The number of newly confirmed COVID-19 cases in North Carolina is rising again, with more than 27,600 new cases reported in the last week, state data shows.
But that number, up 16% from the previous week, doesn’t tell the whole story. With all of these take-home tests on the market, people who get sick don’t necessarily report the results to the state Department of Health and Human Services.
A number of numbers that public health officials are keeping a close eye on involve wastewater monitoring.
“We’re seeing much higher numbers, and we’re seeing those numbers really increasing over time in a lot of our urban locations,” Rachel Noble said. She directs the wastewater monitoring laboratory for the state at UNC Chapel Hill’s Institute of Marine Sciences in Morehead City.
After the omicron spike earlier in the year, the amount of the COVID virus Noble found in the sewage samples dropped to almost zero. But in the last few weeks, those numbers have risen again.
“This week’s rate of increase in numbers is higher, which means not only are the numbers increasing, but the rate at which they are increasing is getting faster,” she said. “That’s worrying.”
Noble’s job is to take sewage samples from more than two dozen North Carolina sites, figure out how much coronavirus is in the systems, and identify which variants people are infected with.
“This is based on the idea that infected people shed COVID in their feces. The feces go into the treatment plant, when they flush the toilet, the treatment plant, then we measure the inflow,” Noble explained.
“So we measure all members of the community in that particular sample. We can do a pretty good job of detecting infected people, even in very small samples,” she said.
The DHHS COVID-19 Dashboard provides weekly results from wastewater samples from 26 North Carolina water treatment plants.
The latest available data shows that virus levels have increased by 100% or more in nine of these locations over the past two weeks.
The CDC now lists 10 counties in North Carolina as intermediate risk for community spread. (Graphic: CDC)
Ten counties in North Carolina, mostly in the Triangle area, are now in the “yellow zone” of COVID with an intermediate risk of community spread, according to the Centers for Disease Control and Prevention. That’s the last two weeks. The rest of the state remains green, with a low risk of community sprawl.
Hospital admissions remain low, with 636 people admitted for COVID-19 in North Carolina in the last week, according to DHHS data. But that’s more than 20% up from the week before.
The CDC’s County Community Risk Index takes into account several factors, including the number of new cases, available hospital beds, and other factors.
Noble said their wastewater samples showed that rural areas are doing better than cities in this recent increase.
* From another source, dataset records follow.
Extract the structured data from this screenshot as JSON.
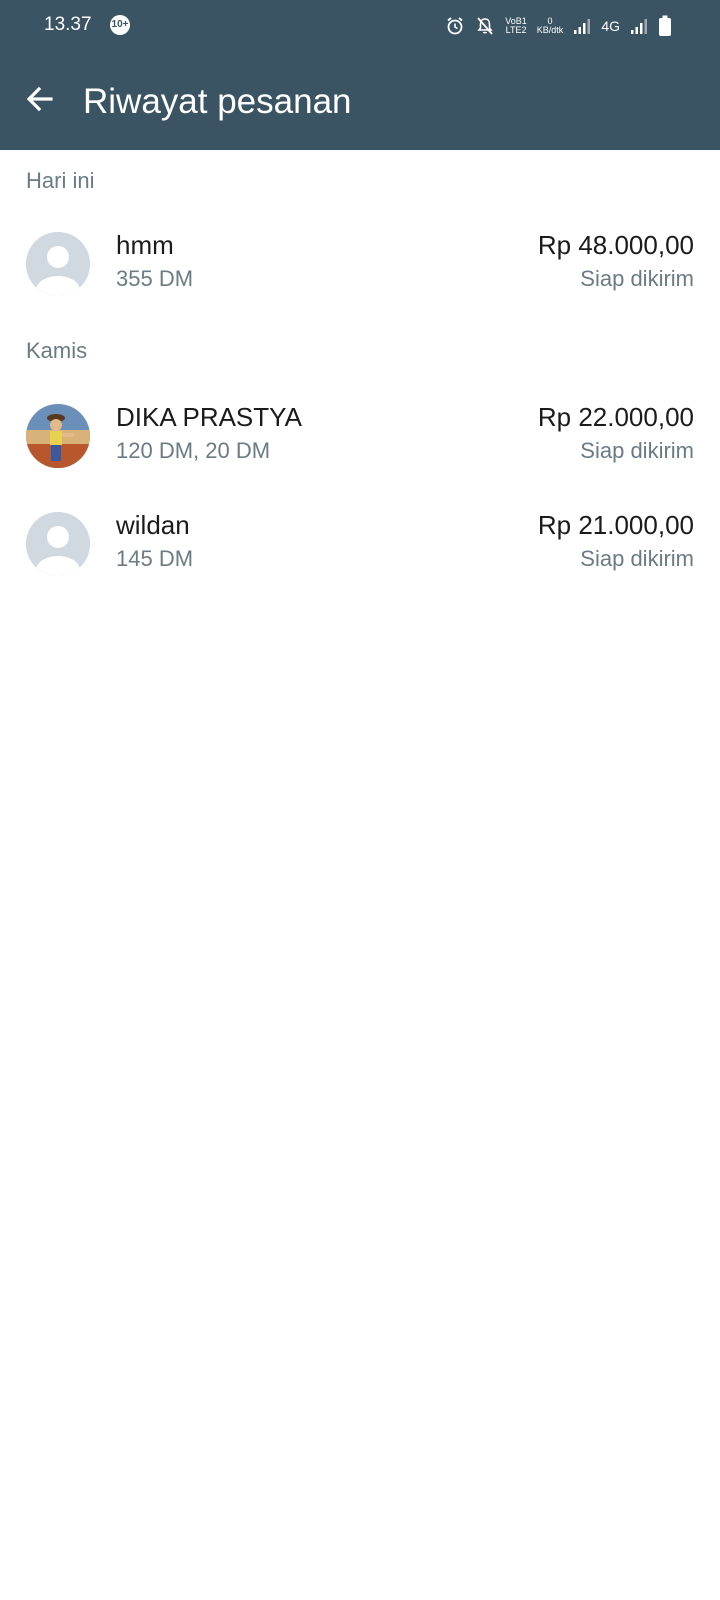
{
  "status_bar": {
    "time": "13.37",
    "notification_badge": "10+",
    "volte_label_top": "VoB1",
    "volte_label_bottom": "LTE2",
    "speed_value": "0",
    "speed_unit": "KB/dtk",
    "network_label": "4G",
    "icons": [
      "alarm-icon",
      "mute-icon",
      "signal-icon",
      "signal-icon",
      "battery-icon"
    ]
  },
  "header": {
    "title": "Riwayat pesanan",
    "back_icon": "arrow-left-icon"
  },
  "colors": {
    "header_bg": "#3b5463",
    "secondary_text": "#6a7b86",
    "avatar_placeholder": "#d1d9e0"
  },
  "sections": [
    {
      "title": "Hari ini",
      "orders": [
        {
          "name": "hmm",
          "items": "355 DM",
          "price": "Rp 48.000,00",
          "status": "Siap dikirim",
          "avatar": "default-avatar"
        }
      ]
    },
    {
      "title": "Kamis",
      "orders": [
        {
          "name": "DIKA PRASTYA",
          "items": "120 DM, 20 DM",
          "price": "Rp 22.000,00",
          "status": "Siap dikirim",
          "avatar": "photo-avatar"
        },
        {
          "name": "wildan",
          "items": "145 DM",
          "price": "Rp 21.000,00",
          "status": "Siap dikirim",
          "avatar": "default-avatar"
        }
      ]
    }
  ]
}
Urban areas, she said, have “more people, more kids in the school system, more people interacting in the grocery store and in all places where people interact, and more opportunities to share the virus.”
“It’s a really interesting dynamic that we’re studying,” Noble said. “If there are things in the rural environment that we can use. Maybe people are more outside. People in this area are out on the beach and on their boats.”
She said she is looking to June to see how this recent spike in case counts will fall again or continue to rise.
“It remains to be seen how long this increase will last. We’re getting into the summer months here and as people get more outdoors, school will be phased out soon, so maybe that will ease some of the pressure we’re seeing on the rise in infection rates,” she said.
But Noble said, “If a significant number of people in a city are already infected, you already have a mechanism to infect others.”